Триумф вел Долл и меня, вашего покорного слугу Уилма Бивера, из «Лебедя» в кафе под названием «Ель» на Скиттер-лейн. Уже с шести часов утра там предлагали сладкий чай и печеные яблоки всем, кто в такую рань вздумал заняться подъемом флагов, прибиванием букетиков и прикручиванием запалов к фейерверкам, то есть практически каждому в городе.
За освинцованными, закопченными окнами скрывался небольшой зал, где, казалось, даже воздух стал коричневым от дубильных веществ. Ароматы ромашки и лаванды заполняли помещение, сочась из паровых облаков, вырывавшихся из чайников на очаге. Две дюжины, а то и больше клиентов сидели в темных кабинках, курили, посасывая горячую коричневую жидкость из фарфоровых чашек, и обсуждали деликатные вопросы вроде подтяжки фала, преимуществ хоругви перед флажком в деле наилучшего изъявления патриотизма, а также насущную проблему, будет ли туалетная кабинка достаточной защитой в случае крайне малой вероятности того, если, чисто гипотетически, все двенадцать Больших Разрывных Небесных Ракет Номер Четыре подожгут одновременно.
— Чайник ассама и фруктовый пирог, — сказал Триумф одной из официанток, когда сумел отвлечь ее внимание от разговоров про реющие, развевающиеся и полощущиеся флаги.
— Круто, да? — спросила она с радостью, принимая заказ.
— Вы даже не представляете насколько, — ответил он, выдавив натянутую улыбку.
Триумф отвел Долл и меня вглубь кафе, где посадил в кабинку, которая не просматривалась из окон и защищала от посторонних взглядов.
— Я не уверен, стоит ли мне ввязываться в ваши дела, — устало промямлил я, когда принесли чай, и осторожно коснулся опухшего лица.
— Выбор за тобой, — сказал Руперт, передавая мне горячую чашку, — но выпей, прежде чем уйти. Ты немало пережил за последнее время, поэтому тебе надо успокоить нервы.
Ваш покорный слуга взял чашку и молча сделал глоток, погрузившись в размышления. Триумф и Долл принялись жадно поглощать десерт — так, словно участвовали в конкурсе по поеданию пирогов на время.
— Ты — представитель четвертой власти, Бивер, — смахивая с губ пирожные крошки, произнес Триумф. — И похоже, неплохо владеешь пером. А у меня есть история, на которой можно сделать карьеру, и я был бы очень тебе обязан, если бы ты записал ее ради меня.
Я посмотрел на него, и во взгляде его плескалась бездна любопытства.
— Уже сегодня вечером я могу умереть. И я был бы гораздо счастливее, если бы знал, что кто-то расскажет всю правду после моей безвременной кончины.

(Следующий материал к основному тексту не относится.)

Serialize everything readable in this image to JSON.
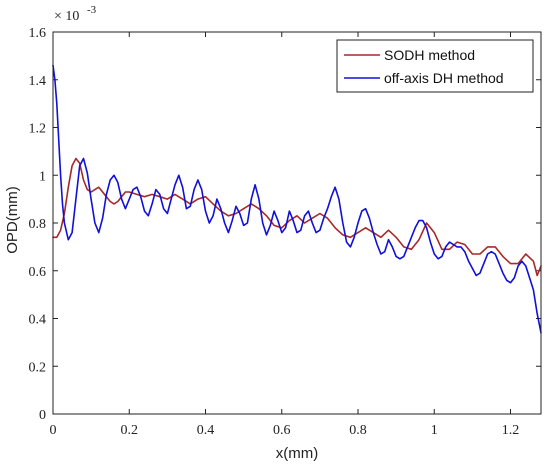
{
  "chart_data": {
    "type": "line",
    "title": "",
    "xlabel": "x(mm)",
    "ylabel": "OPD(mm)",
    "y_multiplier_label": "× 10",
    "y_multiplier_exponent": "-3",
    "xlim": [
      0,
      1.28
    ],
    "ylim": [
      0,
      1.6
    ],
    "x_ticks": [
      "0",
      "0.2",
      "0.4",
      "0.6",
      "0.8",
      "1",
      "1.2"
    ],
    "y_ticks": [
      "0",
      "0.2",
      "0.4",
      "0.6",
      "0.8",
      "1",
      "1.2",
      "1.4",
      "1.6"
    ],
    "legend_position": "top-right",
    "series": [
      {
        "name": "SODH method",
        "color": "#a52a2a",
        "points": [
          [
            0.0,
            0.74
          ],
          [
            0.01,
            0.74
          ],
          [
            0.02,
            0.77
          ],
          [
            0.03,
            0.84
          ],
          [
            0.04,
            0.95
          ],
          [
            0.05,
            1.04
          ],
          [
            0.06,
            1.07
          ],
          [
            0.07,
            1.05
          ],
          [
            0.08,
            0.98
          ],
          [
            0.09,
            0.94
          ],
          [
            0.1,
            0.93
          ],
          [
            0.11,
            0.94
          ],
          [
            0.12,
            0.95
          ],
          [
            0.13,
            0.93
          ],
          [
            0.14,
            0.91
          ],
          [
            0.15,
            0.89
          ],
          [
            0.16,
            0.88
          ],
          [
            0.17,
            0.89
          ],
          [
            0.18,
            0.91
          ],
          [
            0.19,
            0.93
          ],
          [
            0.2,
            0.93
          ],
          [
            0.22,
            0.92
          ],
          [
            0.24,
            0.91
          ],
          [
            0.26,
            0.92
          ],
          [
            0.28,
            0.91
          ],
          [
            0.3,
            0.9
          ],
          [
            0.32,
            0.92
          ],
          [
            0.34,
            0.9
          ],
          [
            0.36,
            0.88
          ],
          [
            0.38,
            0.9
          ],
          [
            0.4,
            0.91
          ],
          [
            0.42,
            0.88
          ],
          [
            0.44,
            0.85
          ],
          [
            0.46,
            0.83
          ],
          [
            0.48,
            0.84
          ],
          [
            0.5,
            0.86
          ],
          [
            0.52,
            0.88
          ],
          [
            0.54,
            0.86
          ],
          [
            0.56,
            0.83
          ],
          [
            0.58,
            0.79
          ],
          [
            0.6,
            0.78
          ],
          [
            0.62,
            0.81
          ],
          [
            0.64,
            0.83
          ],
          [
            0.66,
            0.8
          ],
          [
            0.68,
            0.82
          ],
          [
            0.7,
            0.84
          ],
          [
            0.72,
            0.82
          ],
          [
            0.74,
            0.78
          ],
          [
            0.76,
            0.75
          ],
          [
            0.78,
            0.74
          ],
          [
            0.8,
            0.76
          ],
          [
            0.82,
            0.78
          ],
          [
            0.84,
            0.76
          ],
          [
            0.86,
            0.74
          ],
          [
            0.88,
            0.77
          ],
          [
            0.9,
            0.74
          ],
          [
            0.92,
            0.7
          ],
          [
            0.94,
            0.69
          ],
          [
            0.96,
            0.73
          ],
          [
            0.98,
            0.8
          ],
          [
            1.0,
            0.76
          ],
          [
            1.02,
            0.69
          ],
          [
            1.04,
            0.69
          ],
          [
            1.06,
            0.72
          ],
          [
            1.08,
            0.71
          ],
          [
            1.1,
            0.67
          ],
          [
            1.12,
            0.67
          ],
          [
            1.14,
            0.7
          ],
          [
            1.16,
            0.7
          ],
          [
            1.18,
            0.66
          ],
          [
            1.2,
            0.63
          ],
          [
            1.22,
            0.63
          ],
          [
            1.24,
            0.67
          ],
          [
            1.26,
            0.64
          ],
          [
            1.27,
            0.58
          ],
          [
            1.28,
            0.62
          ]
        ]
      },
      {
        "name": "off-axis DH method",
        "color": "#1010d8",
        "points": [
          [
            0.0,
            1.46
          ],
          [
            0.005,
            1.4
          ],
          [
            0.01,
            1.3
          ],
          [
            0.015,
            1.15
          ],
          [
            0.02,
            1.0
          ],
          [
            0.025,
            0.88
          ],
          [
            0.03,
            0.8
          ],
          [
            0.04,
            0.73
          ],
          [
            0.05,
            0.76
          ],
          [
            0.06,
            0.9
          ],
          [
            0.07,
            1.04
          ],
          [
            0.08,
            1.07
          ],
          [
            0.09,
            1.01
          ],
          [
            0.1,
            0.9
          ],
          [
            0.11,
            0.8
          ],
          [
            0.12,
            0.76
          ],
          [
            0.13,
            0.82
          ],
          [
            0.14,
            0.92
          ],
          [
            0.15,
            0.98
          ],
          [
            0.16,
            1.0
          ],
          [
            0.17,
            0.97
          ],
          [
            0.18,
            0.9
          ],
          [
            0.19,
            0.86
          ],
          [
            0.2,
            0.9
          ],
          [
            0.21,
            0.94
          ],
          [
            0.22,
            0.95
          ],
          [
            0.23,
            0.91
          ],
          [
            0.24,
            0.85
          ],
          [
            0.25,
            0.83
          ],
          [
            0.26,
            0.88
          ],
          [
            0.27,
            0.94
          ],
          [
            0.28,
            0.92
          ],
          [
            0.29,
            0.86
          ],
          [
            0.3,
            0.84
          ],
          [
            0.31,
            0.9
          ],
          [
            0.32,
            0.96
          ],
          [
            0.33,
            1.0
          ],
          [
            0.34,
            0.95
          ],
          [
            0.35,
            0.86
          ],
          [
            0.36,
            0.87
          ],
          [
            0.37,
            0.94
          ],
          [
            0.38,
            0.98
          ],
          [
            0.39,
            0.94
          ],
          [
            0.4,
            0.85
          ],
          [
            0.41,
            0.8
          ],
          [
            0.42,
            0.83
          ],
          [
            0.43,
            0.9
          ],
          [
            0.44,
            0.86
          ],
          [
            0.45,
            0.8
          ],
          [
            0.46,
            0.76
          ],
          [
            0.47,
            0.81
          ],
          [
            0.48,
            0.87
          ],
          [
            0.49,
            0.84
          ],
          [
            0.5,
            0.79
          ],
          [
            0.51,
            0.8
          ],
          [
            0.52,
            0.9
          ],
          [
            0.53,
            0.96
          ],
          [
            0.54,
            0.9
          ],
          [
            0.55,
            0.8
          ],
          [
            0.56,
            0.75
          ],
          [
            0.57,
            0.79
          ],
          [
            0.58,
            0.85
          ],
          [
            0.59,
            0.81
          ],
          [
            0.6,
            0.76
          ],
          [
            0.61,
            0.78
          ],
          [
            0.62,
            0.85
          ],
          [
            0.63,
            0.81
          ],
          [
            0.64,
            0.76
          ],
          [
            0.65,
            0.77
          ],
          [
            0.66,
            0.83
          ],
          [
            0.67,
            0.85
          ],
          [
            0.68,
            0.8
          ],
          [
            0.69,
            0.76
          ],
          [
            0.7,
            0.77
          ],
          [
            0.71,
            0.82
          ],
          [
            0.72,
            0.86
          ],
          [
            0.73,
            0.91
          ],
          [
            0.74,
            0.95
          ],
          [
            0.75,
            0.9
          ],
          [
            0.76,
            0.8
          ],
          [
            0.77,
            0.72
          ],
          [
            0.78,
            0.7
          ],
          [
            0.79,
            0.74
          ],
          [
            0.8,
            0.8
          ],
          [
            0.81,
            0.85
          ],
          [
            0.82,
            0.86
          ],
          [
            0.83,
            0.82
          ],
          [
            0.84,
            0.76
          ],
          [
            0.85,
            0.71
          ],
          [
            0.86,
            0.67
          ],
          [
            0.87,
            0.68
          ],
          [
            0.88,
            0.73
          ],
          [
            0.89,
            0.7
          ],
          [
            0.9,
            0.66
          ],
          [
            0.91,
            0.65
          ],
          [
            0.92,
            0.66
          ],
          [
            0.93,
            0.7
          ],
          [
            0.94,
            0.74
          ],
          [
            0.95,
            0.78
          ],
          [
            0.96,
            0.81
          ],
          [
            0.97,
            0.81
          ],
          [
            0.98,
            0.78
          ],
          [
            0.99,
            0.72
          ],
          [
            1.0,
            0.67
          ],
          [
            1.01,
            0.65
          ],
          [
            1.02,
            0.66
          ],
          [
            1.03,
            0.7
          ],
          [
            1.04,
            0.72
          ],
          [
            1.05,
            0.71
          ],
          [
            1.06,
            0.7
          ],
          [
            1.07,
            0.7
          ],
          [
            1.08,
            0.68
          ],
          [
            1.09,
            0.64
          ],
          [
            1.1,
            0.61
          ],
          [
            1.11,
            0.58
          ],
          [
            1.12,
            0.59
          ],
          [
            1.13,
            0.63
          ],
          [
            1.14,
            0.67
          ],
          [
            1.15,
            0.68
          ],
          [
            1.16,
            0.67
          ],
          [
            1.17,
            0.63
          ],
          [
            1.18,
            0.59
          ],
          [
            1.19,
            0.56
          ],
          [
            1.2,
            0.55
          ],
          [
            1.21,
            0.57
          ],
          [
            1.22,
            0.62
          ],
          [
            1.23,
            0.64
          ],
          [
            1.24,
            0.62
          ],
          [
            1.25,
            0.57
          ],
          [
            1.26,
            0.52
          ],
          [
            1.27,
            0.42
          ],
          [
            1.28,
            0.34
          ]
        ]
      }
    ]
  }
}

Они заказали еще один чайник и пирог. Я вытащил карандаш и блокнот:
— Тогда расскажи мне все.
Хмурые работники Ричмонда совершали обход, вытряхивая из фонарей прожаренных мотыльков. Светильников было около четырех тысяч штук, насекомых — еще больше, не говоря уже о коротких фитилях, которые приходилось подправлять, дабы привести их в готовность для розжига.
Уборщики сметали граблями с влажных газонов опавшую листву вперемешку с трупами бабочек. Парковые жаровни плевались искрами, источая странный, лепидоптерический аромат.

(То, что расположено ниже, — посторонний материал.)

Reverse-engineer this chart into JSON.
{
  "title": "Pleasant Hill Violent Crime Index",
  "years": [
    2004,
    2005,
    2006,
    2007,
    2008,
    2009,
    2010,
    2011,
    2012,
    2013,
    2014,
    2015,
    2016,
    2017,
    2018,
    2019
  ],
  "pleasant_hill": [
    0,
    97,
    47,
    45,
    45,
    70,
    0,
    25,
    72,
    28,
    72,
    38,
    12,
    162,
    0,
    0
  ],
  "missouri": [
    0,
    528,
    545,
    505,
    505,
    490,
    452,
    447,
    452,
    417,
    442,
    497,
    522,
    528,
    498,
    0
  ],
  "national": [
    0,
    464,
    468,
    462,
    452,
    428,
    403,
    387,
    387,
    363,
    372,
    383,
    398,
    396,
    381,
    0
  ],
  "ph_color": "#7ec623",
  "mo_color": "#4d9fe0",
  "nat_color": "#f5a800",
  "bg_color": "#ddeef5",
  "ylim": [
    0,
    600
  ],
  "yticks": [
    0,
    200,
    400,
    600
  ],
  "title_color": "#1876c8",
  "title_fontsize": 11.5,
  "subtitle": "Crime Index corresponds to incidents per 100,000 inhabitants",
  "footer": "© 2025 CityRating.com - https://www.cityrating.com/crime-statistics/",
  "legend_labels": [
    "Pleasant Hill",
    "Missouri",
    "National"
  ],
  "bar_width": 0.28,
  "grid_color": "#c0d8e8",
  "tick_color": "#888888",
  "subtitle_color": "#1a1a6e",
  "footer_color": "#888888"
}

Сквозь дворцовые ворота катились целые кавалькады: тележки и вагоны с прогибающимися от груза еды и вина осями, театральные экипажи с таким количеством декораций и актеров, что можно было одновременно поставить все драматическое наследие Джонсона. Шумные компании музыкантов стаями кучковались на телегах, некоторые на ходу наигрывали бойкие мелодии. Возницы кисло смотрели на весельчаков. Будучи на ногах с четырех часов утра, они совершенно не разделяли радости своих пассажиров. Дворцовые управляющие сновали в толпе, организовывая, советуя и направляя, но уже с тоской начинали понимать, что план, превосходно выглядевший на бумаге, в реальности оборачивался логистическим кошмаром.
Дождевые облака укоряли знойное небо, но угрозы их были пустыми, а солнце уже принарядилось для праздника, грубо распихав по сторонам даже намеки на непогоду.

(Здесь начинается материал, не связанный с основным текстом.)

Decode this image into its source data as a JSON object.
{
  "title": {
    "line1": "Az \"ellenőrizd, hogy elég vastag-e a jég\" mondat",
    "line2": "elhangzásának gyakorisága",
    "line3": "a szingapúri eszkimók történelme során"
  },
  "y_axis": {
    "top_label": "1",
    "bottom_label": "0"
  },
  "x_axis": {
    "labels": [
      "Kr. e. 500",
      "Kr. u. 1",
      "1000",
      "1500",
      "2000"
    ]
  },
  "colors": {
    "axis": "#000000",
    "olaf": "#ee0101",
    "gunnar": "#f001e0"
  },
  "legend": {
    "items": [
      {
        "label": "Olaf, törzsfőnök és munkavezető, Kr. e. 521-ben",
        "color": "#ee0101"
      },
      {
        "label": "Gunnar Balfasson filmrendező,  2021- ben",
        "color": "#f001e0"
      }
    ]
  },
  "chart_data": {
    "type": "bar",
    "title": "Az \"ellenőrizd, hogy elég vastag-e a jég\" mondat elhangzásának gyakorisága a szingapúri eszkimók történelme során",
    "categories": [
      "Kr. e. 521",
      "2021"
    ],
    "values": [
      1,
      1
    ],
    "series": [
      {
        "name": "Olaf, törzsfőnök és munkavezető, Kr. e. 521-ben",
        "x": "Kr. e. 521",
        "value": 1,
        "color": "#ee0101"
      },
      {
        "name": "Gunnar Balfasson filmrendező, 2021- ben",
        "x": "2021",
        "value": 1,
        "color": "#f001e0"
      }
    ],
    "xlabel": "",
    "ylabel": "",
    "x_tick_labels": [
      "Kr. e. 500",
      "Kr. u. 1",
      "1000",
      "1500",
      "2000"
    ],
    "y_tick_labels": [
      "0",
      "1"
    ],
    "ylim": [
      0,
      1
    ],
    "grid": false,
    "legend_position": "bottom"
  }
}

Что бы ни случилось, суббота, похоже, обещала быть прекрасной. В двадцати милях к югу от столицы, среди дремлющих пшеничных полей Норт-Даунса, Джузеппе Джузеппо спустился с повозки и посмотрел вперед. Казалось, до Лондона отсюда ехать столько же, сколько до спящего солнца, а в холмах вокруг нет ничего, кроме ветра, клонящейся под его порывами пшеницы, редких жужжащих шмелей и дороги, пожирающей всякие перспективы.
— И?.. — спросил он возчика, некоего Чаба Блэкетта.
Тот протянул охапку свежесорванного клевера коню и сказал:
— Ну, тут-то проблем нет, доберемся за день или два, это точно.
Джузеппе тяжело сглотнул и задумался, не подводит ли его недостаточное знание английского языка.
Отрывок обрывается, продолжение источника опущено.